Subject Re: [firebird-support] Scalability principles: Can someone confirm or correct ...
Author David Johnson
On Tue, 2005-02-08 at 20:57, Dalton Calford wrote:
>
>
> Hi David,
>
snip ...

> So, hardware, I have to deal with it day in and day out. But, I have
> always thrown our developers at the oldest, slowest and most pitiful
> equipment I can find. I just had a party, we retired our test box #6, a
> 486dx66 - running linux and interbase 4.0g.

I agree with initial low-level application performance testing on slow
boxes. For most applications, if it performs adequately on older slower
hardware, it should be good for a few years on modern of future
hardware. It is also much easier to see performance improvements on
slow hardware.

However, high level tuning is a different issue. A well designed
application is tunable to maximize its use of the hardware facilities
when performance is really critical. A better designed application is
self tuning - but that is much harder to implement. Firebird seems to
implement a little of both approaches - configuration for coarse tuning,
then internal instrumentation for fine tuning.

I have one process right now that, when tuned to optimally use my
desktop PC, it is using less than 25% of the capacity of a server class
machine. When tuned to optimally use the server class machine, it bogs
down on my desktop. The tuning is all in a configuration file, so the
solution is obvious, but the lesson here is the same as you pointed out
about my original question - you can't generalize.

>
> Our list of design specifications is called the bible, and the number of
> fights that have been started over a developer trying to cut time by
> skipping a few steps, just to loose their bonus, and possibly thier jobs.

We have one of those too, but it is a typical committee document :o(
It is concerned with producing paper that no one reads, not product.

>
> The approach we take is very mechanical, we take a result set that the
> process would return, and we insert it into a simple table and we
> perform a simple select from the table.
> This gives us a flat line benchmark based upon drive speed, i/o speed,
> network speed and client speed.
> Every process that will manipulate the data is measured against this
> benchmark.

If you don't mind, I will submit this simple gem to our performance and
tuning team.

> We aim to have enough hardware resources that once the system enters
> production, that our CPU and drive utilization do not exceed 25% of
> total load.

In contrast, our CPU utilization target is no less than 90% and our DASD
utilization is not published.

> But, none of this has anything to do with scalability, as it is specific
> to the current immediate needs of the design.
> The true test is when you have deployed applications to 250 desktops,
> and a new requirement for a small department comes up.
> You should be able to make the changes, deploy the new application, and
> not need to replace any of the existing applications.

Agreed - in one sense.

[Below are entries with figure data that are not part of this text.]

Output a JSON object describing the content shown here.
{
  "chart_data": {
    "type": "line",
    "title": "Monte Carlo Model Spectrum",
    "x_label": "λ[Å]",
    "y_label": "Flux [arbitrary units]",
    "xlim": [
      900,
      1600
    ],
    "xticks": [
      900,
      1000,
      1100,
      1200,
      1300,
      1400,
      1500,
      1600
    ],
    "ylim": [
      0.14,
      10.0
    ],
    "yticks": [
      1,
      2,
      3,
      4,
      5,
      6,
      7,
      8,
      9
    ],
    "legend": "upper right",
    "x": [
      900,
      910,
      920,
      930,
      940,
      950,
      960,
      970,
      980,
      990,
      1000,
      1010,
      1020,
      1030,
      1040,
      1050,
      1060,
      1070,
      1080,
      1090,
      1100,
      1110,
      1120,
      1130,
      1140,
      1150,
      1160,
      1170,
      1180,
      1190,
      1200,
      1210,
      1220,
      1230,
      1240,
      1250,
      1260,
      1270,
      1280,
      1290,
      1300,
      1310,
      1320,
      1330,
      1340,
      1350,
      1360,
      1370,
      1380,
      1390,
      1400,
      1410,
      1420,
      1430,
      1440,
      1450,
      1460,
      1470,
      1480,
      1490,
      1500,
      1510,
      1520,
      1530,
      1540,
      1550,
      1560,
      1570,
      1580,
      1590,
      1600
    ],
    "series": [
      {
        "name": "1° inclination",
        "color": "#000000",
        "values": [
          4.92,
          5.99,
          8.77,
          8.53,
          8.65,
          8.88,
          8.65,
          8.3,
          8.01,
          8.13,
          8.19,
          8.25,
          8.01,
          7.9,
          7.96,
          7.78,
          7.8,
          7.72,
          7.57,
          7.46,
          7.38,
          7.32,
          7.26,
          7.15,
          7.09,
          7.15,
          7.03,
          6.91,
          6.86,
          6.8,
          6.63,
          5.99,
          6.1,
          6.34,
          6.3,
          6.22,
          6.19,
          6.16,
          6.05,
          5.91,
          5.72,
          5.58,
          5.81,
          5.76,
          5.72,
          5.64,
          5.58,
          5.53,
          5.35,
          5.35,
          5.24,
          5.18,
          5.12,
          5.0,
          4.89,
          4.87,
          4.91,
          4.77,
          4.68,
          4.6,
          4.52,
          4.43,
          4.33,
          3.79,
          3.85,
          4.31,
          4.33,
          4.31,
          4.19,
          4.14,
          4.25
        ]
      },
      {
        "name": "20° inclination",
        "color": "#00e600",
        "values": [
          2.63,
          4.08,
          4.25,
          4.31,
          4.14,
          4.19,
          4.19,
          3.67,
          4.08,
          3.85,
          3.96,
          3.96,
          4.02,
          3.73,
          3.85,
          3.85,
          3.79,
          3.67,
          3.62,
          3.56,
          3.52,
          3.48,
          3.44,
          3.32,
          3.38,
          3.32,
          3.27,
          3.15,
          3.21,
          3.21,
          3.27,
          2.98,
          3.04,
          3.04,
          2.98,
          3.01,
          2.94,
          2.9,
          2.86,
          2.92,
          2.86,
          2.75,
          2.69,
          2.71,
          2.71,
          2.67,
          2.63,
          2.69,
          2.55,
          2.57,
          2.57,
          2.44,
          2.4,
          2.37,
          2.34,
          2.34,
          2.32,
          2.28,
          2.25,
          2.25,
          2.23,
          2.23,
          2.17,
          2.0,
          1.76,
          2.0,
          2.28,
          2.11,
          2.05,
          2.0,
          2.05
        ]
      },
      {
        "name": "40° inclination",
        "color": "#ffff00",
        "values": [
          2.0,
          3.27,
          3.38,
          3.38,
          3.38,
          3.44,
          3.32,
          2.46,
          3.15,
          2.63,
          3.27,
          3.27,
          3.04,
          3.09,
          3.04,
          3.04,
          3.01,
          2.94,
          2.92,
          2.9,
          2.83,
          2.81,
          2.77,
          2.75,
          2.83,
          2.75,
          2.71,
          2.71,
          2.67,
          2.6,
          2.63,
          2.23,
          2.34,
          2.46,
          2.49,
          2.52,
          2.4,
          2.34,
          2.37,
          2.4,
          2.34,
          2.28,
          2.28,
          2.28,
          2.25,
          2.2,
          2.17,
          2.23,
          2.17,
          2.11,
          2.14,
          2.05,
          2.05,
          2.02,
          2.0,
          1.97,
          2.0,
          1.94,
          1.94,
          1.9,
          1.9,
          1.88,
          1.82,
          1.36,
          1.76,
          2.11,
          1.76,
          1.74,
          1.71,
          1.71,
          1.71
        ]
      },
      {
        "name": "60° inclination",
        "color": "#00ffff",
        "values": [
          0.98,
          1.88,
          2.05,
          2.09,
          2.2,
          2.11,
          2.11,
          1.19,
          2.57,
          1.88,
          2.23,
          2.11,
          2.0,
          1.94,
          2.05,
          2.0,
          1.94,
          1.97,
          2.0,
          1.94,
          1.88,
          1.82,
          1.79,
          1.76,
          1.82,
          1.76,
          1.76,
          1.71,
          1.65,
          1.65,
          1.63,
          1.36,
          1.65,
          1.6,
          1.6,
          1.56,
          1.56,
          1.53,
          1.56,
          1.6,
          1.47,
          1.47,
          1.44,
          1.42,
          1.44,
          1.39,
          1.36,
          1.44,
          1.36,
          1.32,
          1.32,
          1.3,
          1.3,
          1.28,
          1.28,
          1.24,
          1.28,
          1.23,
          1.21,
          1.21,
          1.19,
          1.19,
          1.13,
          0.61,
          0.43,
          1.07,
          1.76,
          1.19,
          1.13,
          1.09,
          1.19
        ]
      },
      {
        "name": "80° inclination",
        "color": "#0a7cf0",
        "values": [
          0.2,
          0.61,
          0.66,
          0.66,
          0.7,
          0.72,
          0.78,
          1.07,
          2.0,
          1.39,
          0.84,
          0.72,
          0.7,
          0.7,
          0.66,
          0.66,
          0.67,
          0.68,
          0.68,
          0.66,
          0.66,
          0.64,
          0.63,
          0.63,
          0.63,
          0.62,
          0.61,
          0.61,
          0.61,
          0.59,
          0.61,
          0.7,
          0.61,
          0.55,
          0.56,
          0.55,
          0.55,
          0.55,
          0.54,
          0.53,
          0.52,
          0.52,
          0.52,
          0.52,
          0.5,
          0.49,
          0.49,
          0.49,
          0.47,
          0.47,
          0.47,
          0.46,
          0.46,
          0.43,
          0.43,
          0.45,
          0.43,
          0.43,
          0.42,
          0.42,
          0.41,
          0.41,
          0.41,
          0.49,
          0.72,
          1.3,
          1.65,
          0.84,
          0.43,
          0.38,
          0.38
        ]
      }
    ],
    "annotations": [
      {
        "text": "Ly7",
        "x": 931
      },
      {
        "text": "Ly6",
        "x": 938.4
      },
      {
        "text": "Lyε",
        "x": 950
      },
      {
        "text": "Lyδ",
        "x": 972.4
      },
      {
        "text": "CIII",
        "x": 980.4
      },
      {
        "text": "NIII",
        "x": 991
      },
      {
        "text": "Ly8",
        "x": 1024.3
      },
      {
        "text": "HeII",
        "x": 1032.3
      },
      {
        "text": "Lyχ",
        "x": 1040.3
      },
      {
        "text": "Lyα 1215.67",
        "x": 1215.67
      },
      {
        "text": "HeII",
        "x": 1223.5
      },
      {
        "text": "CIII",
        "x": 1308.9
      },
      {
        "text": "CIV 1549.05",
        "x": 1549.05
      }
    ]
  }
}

Scalability is an overused term that means many
things, depending on the context. You are using it in the context of
the data/application model being responsive to the business needs. I am
using it in the sense that a well defined model that already meets this
definition can support the raw processing needs of 1000 to 8000
concurrent users of real-time data, plus automated real time feeds from
all of our equipment, plus trade partners, plus ... well, you get the
idea.

> Now, you need to ensure that the users who depend upon laptops are able
> to work offline, again, the design should simply scale to the new
> requirments.

Agreed ... except that our business needs dictate that all transactions
must be online. You can't get real-time information about equipment X
in Chicago if you are off-line in Anaheim. Of course, in Anaheim you
probably would be doing everything possible to avoid getting on-line
(oops, I dropped my laptop in the Pirates of the Carribean).

> That is the key, scaling to the changing environments of the
> environments, whether it is pure horsepower needed due to increasing
> load, or, scaling to support totally new uses.
> Hardware, Operating Systems, Specifications, all are irrelavent.

Not always true. With some problems, the ability to harness raw
horsepower efficiently becomes the central issue. My last two (and next
upcoming) projects are prime examples of this.

In my next project, I have to move somewhere between 240,000,000 and
9,600,000,000 rows of real-time data from our current system to a very
different third party system, changing the database schema along the
way, in a two hour window. (Hows that for a "precise" scope
definition?) The translation scope will not be fully known until a few
hours before (or after) we actually go live. Every minute of downtime,
after the go-live time, costs us tens of thousands of dollars. A
relatively small number of incremental optimizations makes a huge
impact.

Moving this application from desktop to single Intel Hyperthreaded
server, with the same clock speed, more than doubles the throughput of
this application and leaves cycles to spare. A dual Hyperthreaded CPU
server doubles the potential performance yet again (if I had sufficient
test cases ready to really work the box).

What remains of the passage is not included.